Evaluating Machine Unlearning via Epistemic Uncertainty
Alexander Becker, Thomas Liebig
TL;DR
This work tackles the challenge of evaluating Machine Unlearning by proposing an epistemic-uncertainty–based metric. It defines the information score $\\imath(\\theta; D) = \\mathrm{tr}(\\mathcal{I}(\\theta; D))$ via the empirical Fisher Information and derives an efficacy measure $\\text{efficacy}(\\theta; D) = 1/\\imath(\\theta; D)$, along with a computable upper bound $\\text{efficacy}(\\theta; D) \\le 1/\\|\\nabla \\mathcal{L}(\\theta, D)\\|_2^2$ that avoids full data re-processing. The authors compare three forgetting approaches—Retraining, Amnesiac Unlearning, and Fisher Forgetting—on MNIST and CIFAR-10, showing that decreasing accuracy or defeating adversarial attacks alone does not guarantee removal of sensitive information. Results reveal that updating directions matter: retraining and Fisher Forgetting tend toward reduced information exposure, while Amnesiac Unlearning can drift the model back toward the original state, highlighting the need for multiple, complementary metrics.
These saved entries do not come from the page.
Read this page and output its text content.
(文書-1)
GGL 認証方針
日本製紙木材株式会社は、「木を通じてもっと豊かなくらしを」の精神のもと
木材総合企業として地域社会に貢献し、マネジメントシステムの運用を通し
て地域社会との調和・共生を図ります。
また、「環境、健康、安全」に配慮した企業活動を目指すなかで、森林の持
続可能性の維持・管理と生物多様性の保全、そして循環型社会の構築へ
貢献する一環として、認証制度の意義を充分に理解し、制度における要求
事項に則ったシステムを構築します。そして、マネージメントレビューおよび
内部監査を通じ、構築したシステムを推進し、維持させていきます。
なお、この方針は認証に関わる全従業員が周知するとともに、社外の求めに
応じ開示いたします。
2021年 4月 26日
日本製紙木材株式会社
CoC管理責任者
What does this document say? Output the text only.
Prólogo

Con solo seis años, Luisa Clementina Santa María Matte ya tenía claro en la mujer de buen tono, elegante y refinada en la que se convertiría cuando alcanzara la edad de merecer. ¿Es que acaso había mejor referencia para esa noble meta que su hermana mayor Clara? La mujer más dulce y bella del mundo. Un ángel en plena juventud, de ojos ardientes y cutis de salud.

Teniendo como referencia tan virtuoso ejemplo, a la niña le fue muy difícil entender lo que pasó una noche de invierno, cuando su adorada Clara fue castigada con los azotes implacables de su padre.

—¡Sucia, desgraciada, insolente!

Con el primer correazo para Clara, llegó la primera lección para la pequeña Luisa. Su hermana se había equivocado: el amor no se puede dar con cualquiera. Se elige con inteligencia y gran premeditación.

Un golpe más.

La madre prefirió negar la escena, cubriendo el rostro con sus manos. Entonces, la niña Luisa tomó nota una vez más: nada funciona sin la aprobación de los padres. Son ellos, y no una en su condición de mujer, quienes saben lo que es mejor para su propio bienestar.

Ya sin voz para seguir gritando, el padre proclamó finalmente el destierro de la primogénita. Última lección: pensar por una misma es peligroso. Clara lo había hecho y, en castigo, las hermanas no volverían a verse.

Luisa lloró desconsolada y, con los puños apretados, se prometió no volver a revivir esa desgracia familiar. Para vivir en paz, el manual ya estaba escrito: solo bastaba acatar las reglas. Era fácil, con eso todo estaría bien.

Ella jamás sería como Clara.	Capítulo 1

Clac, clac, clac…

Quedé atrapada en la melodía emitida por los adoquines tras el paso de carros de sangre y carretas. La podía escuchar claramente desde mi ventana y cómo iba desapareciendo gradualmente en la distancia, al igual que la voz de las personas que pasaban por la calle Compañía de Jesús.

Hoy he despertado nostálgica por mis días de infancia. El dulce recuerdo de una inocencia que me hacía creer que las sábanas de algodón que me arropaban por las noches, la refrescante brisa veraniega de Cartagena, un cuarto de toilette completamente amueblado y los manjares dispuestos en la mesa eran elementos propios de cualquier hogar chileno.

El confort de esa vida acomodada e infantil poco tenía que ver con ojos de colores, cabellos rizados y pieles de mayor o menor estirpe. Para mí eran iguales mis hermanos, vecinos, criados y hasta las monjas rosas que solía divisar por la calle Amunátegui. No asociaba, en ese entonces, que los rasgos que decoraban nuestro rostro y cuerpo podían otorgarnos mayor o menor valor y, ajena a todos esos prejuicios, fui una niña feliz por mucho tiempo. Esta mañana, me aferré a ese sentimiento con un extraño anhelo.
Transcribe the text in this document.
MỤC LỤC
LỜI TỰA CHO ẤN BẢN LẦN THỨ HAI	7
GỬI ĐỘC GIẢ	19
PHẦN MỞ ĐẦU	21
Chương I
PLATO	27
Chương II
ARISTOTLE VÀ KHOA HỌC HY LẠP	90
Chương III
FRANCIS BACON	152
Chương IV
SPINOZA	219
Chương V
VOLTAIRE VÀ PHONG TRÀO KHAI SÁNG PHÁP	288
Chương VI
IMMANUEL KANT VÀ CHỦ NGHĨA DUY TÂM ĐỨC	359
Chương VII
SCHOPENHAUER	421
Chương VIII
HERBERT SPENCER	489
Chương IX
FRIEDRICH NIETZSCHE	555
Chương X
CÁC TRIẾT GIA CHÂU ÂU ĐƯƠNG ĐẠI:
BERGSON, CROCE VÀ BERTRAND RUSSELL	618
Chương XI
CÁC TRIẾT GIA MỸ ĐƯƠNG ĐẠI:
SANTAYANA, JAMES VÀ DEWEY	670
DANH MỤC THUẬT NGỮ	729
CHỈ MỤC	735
Overall, the paper provides a practical, scalable framework for evaluating forgetting and outlines directions for broader surveys and connections to privacy guarantees such as certified removal and differential privacy.
Abstract
There has been a growing interest in Machine Unlearning recently, primarily due to legal requirements such as the General Data Protection Regulation (GDPR) and the California Consumer Privacy Act. Thus, multiple approaches were presented to remove the influence of specific target data points from a trained model. However, when evaluating the success of unlearning, current approaches either use adversarial attacks or compare their results to the optimal solution, which usually incorporates retraining from scratch. We argue that both ways are insufficient in practice. In this work, we present an evaluation metric for Machine Unlearning algorithms based on epistemic uncertainty. This is the first definition of a general evaluation metric for Machine Unlearning to our best knowledge.